The Food Lovers' Cookbook Collection
French Provincial Cooking by Elizabeth DavidElizabeth David was no ordinary person. She developed her taste for food while studying French history at the prestigious Sorbonne in Paris. She became obsessed with French food and developed a desire to learn how to cook it well.
She was a leader in the publication of modern food books with her first offering being in 1950!
But our favourite book was published ten years later in 1960 after
stints in Italy, Egypt and India.
She was a difficult woman. Many writers talk about her imperious nature and capricious desires.
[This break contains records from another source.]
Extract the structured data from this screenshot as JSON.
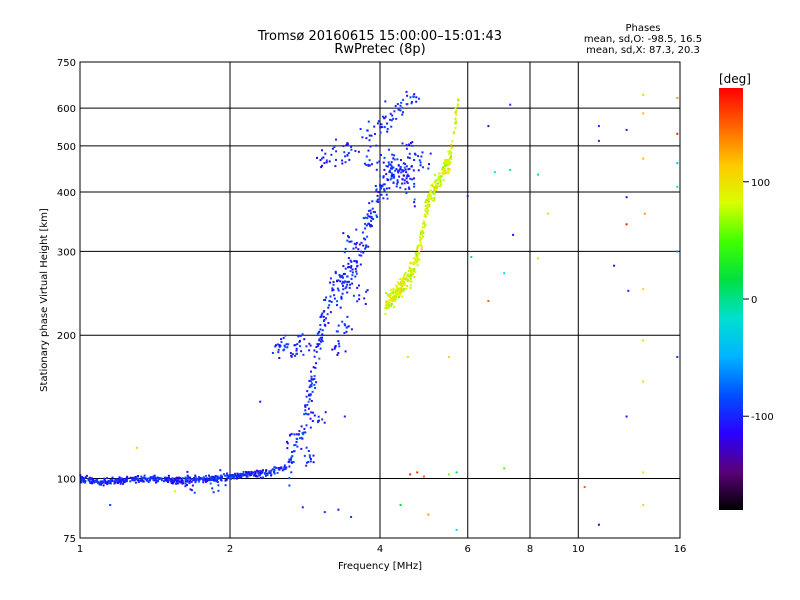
{
  "chart_data": {
    "type": "scatter",
    "title": "Tromsø 20160615 15:00:00–15:01:43",
    "subtitle": "RwPretec (8p)",
    "stats": {
      "heading": "Phases",
      "line1": "mean, sd,O: -98.5, 16.5",
      "line2": "mean, sd,X:  87.3, 20.3"
    },
    "xlabel": "Frequency [MHz]",
    "ylabel": "Stationary phase Virtual Height [km]",
    "xscale": "log",
    "yscale": "log",
    "xlim": [
      1,
      16
    ],
    "ylim": [
      75,
      750
    ],
    "xticks": [
      1,
      2,
      4,
      6,
      8,
      10,
      16
    ],
    "yticks": [
      75,
      100,
      200,
      300,
      400,
      500,
      600,
      750
    ],
    "grid": true,
    "colorbar": {
      "label": "[deg]",
      "range": [
        -180,
        180
      ],
      "ticks": [
        100,
        0,
        -100
      ],
      "colormap": [
        "#000000",
        "#5a007a",
        "#2a00ff",
        "#0050ff",
        "#00b4ff",
        "#00e0d0",
        "#00e040",
        "#40ff00",
        "#d8ff00",
        "#ffc800",
        "#ff6400",
        "#ff0000"
      ]
    },
    "series": [
      {
        "mode": "O",
        "phase_mean": -98.5,
        "phase_sd": 16.5,
        "trace": [
          [
            1.0,
            100
          ],
          [
            1.1,
            98
          ],
          [
            1.2,
            99
          ],
          [
            1.4,
            100
          ],
          [
            1.6,
            99
          ],
          [
            1.8,
            100
          ],
          [
            2.0,
            101
          ],
          [
            2.2,
            102
          ],
          [
            2.4,
            103
          ],
          [
            2.6,
            106
          ],
          [
            2.7,
            115
          ],
          [
            2.8,
            125
          ],
          [
            2.9,
            150
          ],
          [
            3.0,
            185
          ],
          [
            3.1,
            215
          ],
          [
            3.2,
            240
          ],
          [
            3.3,
            255
          ],
          [
            3.4,
            262
          ],
          [
            3.5,
            272
          ],
          [
            3.6,
            290
          ],
          [
            3.7,
            320
          ],
          [
            3.8,
            345
          ],
          [
            3.9,
            375
          ],
          [
            4.0,
            405
          ],
          [
            4.1,
            435
          ],
          [
            4.3,
            450
          ],
          [
            4.5,
            430
          ],
          [
            4.7,
            415
          ]
        ],
        "extra": [
          [
            2.5,
            190
          ],
          [
            2.6,
            188
          ],
          [
            2.75,
            190
          ],
          [
            2.8,
            192
          ],
          [
            3.1,
            470
          ],
          [
            3.3,
            480
          ],
          [
            3.5,
            485
          ],
          [
            3.8,
            520
          ],
          [
            4.0,
            550
          ],
          [
            4.2,
            560
          ],
          [
            4.4,
            600
          ],
          [
            4.6,
            630
          ],
          [
            3.5,
            310
          ],
          [
            3.6,
            240
          ],
          [
            3.3,
            190
          ],
          [
            3.4,
            205
          ],
          [
            2.9,
            110
          ],
          [
            3.0,
            130
          ],
          [
            1.65,
            97
          ],
          [
            1.9,
            99
          ],
          [
            3.9,
            460
          ],
          [
            4.8,
            470
          ],
          [
            4.6,
            490
          ]
        ]
      },
      {
        "mode": "X",
        "phase_mean": 87.3,
        "phase_sd": 20.3,
        "trace": [
          [
            4.1,
            232
          ],
          [
            4.25,
            240
          ],
          [
            4.4,
            250
          ],
          [
            4.55,
            262
          ],
          [
            4.7,
            282
          ],
          [
            4.8,
            305
          ],
          [
            4.9,
            335
          ],
          [
            4.95,
            370
          ],
          [
            5.1,
            405
          ],
          [
            5.3,
            430
          ],
          [
            5.5,
            460
          ],
          [
            5.6,
            500
          ],
          [
            5.65,
            545
          ],
          [
            5.7,
            600
          ],
          [
            5.75,
            640
          ]
        ]
      }
    ],
    "scattered": [
      {
        "f": 1.3,
        "h": 116,
        "phase": 110
      },
      {
        "f": 1.15,
        "h": 88,
        "phase": -90
      },
      {
        "f": 1.55,
        "h": 94,
        "phase": 100
      },
      {
        "f": 2.3,
        "h": 145,
        "phase": -110
      },
      {
        "f": 2.8,
        "h": 87,
        "phase": -100
      },
      {
        "f": 3.1,
        "h": 85,
        "phase": -90
      },
      {
        "f": 3.3,
        "h": 86,
        "phase": -120
      },
      {
        "f": 3.5,
        "h": 83,
        "phase": -90
      },
      {
        "f": 3.4,
        "h": 135,
        "phase": -100
      },
      {
        "f": 4.4,
        "h": 88,
        "phase": 20
      },
      {
        "f": 4.6,
        "h": 102,
        "phase": 170
      },
      {
        "f": 4.75,
        "h": 103,
        "phase": 165
      },
      {
        "f": 4.9,
        "h": 101,
        "phase": 150
      },
      {
        "f": 5.0,
        "h": 84,
        "phase": 130
      },
      {
        "f": 5.5,
        "h": 102,
        "phase": 60
      },
      {
        "f": 5.7,
        "h": 103,
        "phase": 10
      },
      {
        "f": 4.55,
        "h": 180,
        "phase": 100
      },
      {
        "f": 5.5,
        "h": 180,
        "phase": 110
      },
      {
        "f": 4.1,
        "h": 620,
        "phase": -100
      },
      {
        "f": 5.7,
        "h": 78,
        "phase": -20
      },
      {
        "f": 6.0,
        "h": 392,
        "phase": -100
      },
      {
        "f": 6.1,
        "h": 292,
        "phase": 0
      },
      {
        "f": 6.6,
        "h": 236,
        "phase": 150
      },
      {
        "f": 6.6,
        "h": 550,
        "phase": -140
      },
      {
        "f": 6.8,
        "h": 440,
        "phase": -20
      },
      {
        "f": 7.1,
        "h": 270,
        "phase": -20
      },
      {
        "f": 7.1,
        "h": 105,
        "phase": 50
      },
      {
        "f": 7.3,
        "h": 610,
        "phase": -100
      },
      {
        "f": 7.3,
        "h": 445,
        "phase": -10
      },
      {
        "f": 7.4,
        "h": 325,
        "phase": -110
      },
      {
        "f": 8.3,
        "h": 435,
        "phase": -20
      },
      {
        "f": 8.7,
        "h": 360,
        "phase": 110
      },
      {
        "f": 8.3,
        "h": 290,
        "phase": 100
      },
      {
        "f": 10.3,
        "h": 96,
        "phase": 150
      },
      {
        "f": 11.0,
        "h": 550,
        "phase": -100
      },
      {
        "f": 11.0,
        "h": 512,
        "phase": -100
      },
      {
        "f": 11.0,
        "h": 80,
        "phase": -130
      },
      {
        "f": 11.8,
        "h": 280,
        "phase": -110
      },
      {
        "f": 12.5,
        "h": 540,
        "phase": -100
      },
      {
        "f": 12.5,
        "h": 390,
        "phase": -110
      },
      {
        "f": 12.5,
        "h": 342,
        "phase": 170
      },
      {
        "f": 12.6,
        "h": 248,
        "phase": -100
      },
      {
        "f": 12.5,
        "h": 135,
        "phase": -110
      },
      {
        "f": 13.5,
        "h": 640,
        "phase": 110
      },
      {
        "f": 13.5,
        "h": 585,
        "phase": 120
      },
      {
        "f": 13.5,
        "h": 470,
        "phase": 120
      },
      {
        "f": 13.6,
        "h": 360,
        "phase": 130
      },
      {
        "f": 13.5,
        "h": 250,
        "phase": 100
      },
      {
        "f": 13.5,
        "h": 195,
        "phase": 110
      },
      {
        "f": 13.5,
        "h": 160,
        "phase": 100
      },
      {
        "f": 13.5,
        "h": 103,
        "phase": 100
      },
      {
        "f": 13.5,
        "h": 88,
        "phase": 100
      },
      {
        "f": 15.8,
        "h": 630,
        "phase": 130
      },
      {
        "f": 15.8,
        "h": 530,
        "phase": 170
      },
      {
        "f": 15.8,
        "h": 460,
        "phase": -40
      },
      {
        "f": 15.8,
        "h": 410,
        "phase": -20
      },
      {
        "f": 15.8,
        "h": 300,
        "phase": -60
      },
      {
        "f": 15.8,
        "h": 180,
        "phase": -90
      }
    ]
  }
}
However, all of the negatives pale into insignificance once you start reading her alluring prose.
More than most she can transport you to the south of France and lead you to the smell of lavender and honey, to the taste of daube and tapenade and the sensual pleasure of the crisp, white wines and roses of Provence.
In her introductory chapter on "French Cooking in England" she starts with a premise that warms our hearts:
"The feeling of our time is for simpler food, simply presented… it is the kind of cooking which was meant by Curnonsky when he repeated over and over again, that good cooking was achieved when 'ingredients taste of what they are'".
And being aficionados of the Vaucluse region we can delight in the description of the food of the region:
"In the season, in the villages of the Vaucluse, asparagus or wonderful broad beans will be a few francs a kilo, a basket of cherries or strawberries the same. Perhaps you may arrange for the bus driver to bring you some brandade of salt cod out from Cavaillon or Apt for Friday lunch."
And so to the recipes! The first recipe chapter is devoted to sauces. And there are many recipes and all of them are interesting. Her sorrel sauce to accompany fish is based on cream that must first be boiled to ensure that the acid in the sorrel does not curdle the cream. She then describes a great sauce of walnut and horseradish to accompany cold salmon.
Her Nicoise salad follows the exhortations of Nice's former and disgraced mayor Jacques Medecin by only including hard-boiled eggs, anchovy fillets, black olives and tomatoes along with some lettuce leaves - although she does not follow his entreaties to salt the tomatoes three times! She also includes a version from Escudier, the author of La Veritable Cuisine Provencale et Nicoise, who includes sweet green pepper but eschews the lettuce!
The recipes continue through soups, meat dishes and onto sweet dishes that includes the wonderful sweet omelette dessert that has now almost disappeared from the restaurant repertoire.
This is not just a good cookbook - it is a great cookbook. It is an essential inclusion in all food lover's cookbook libraries.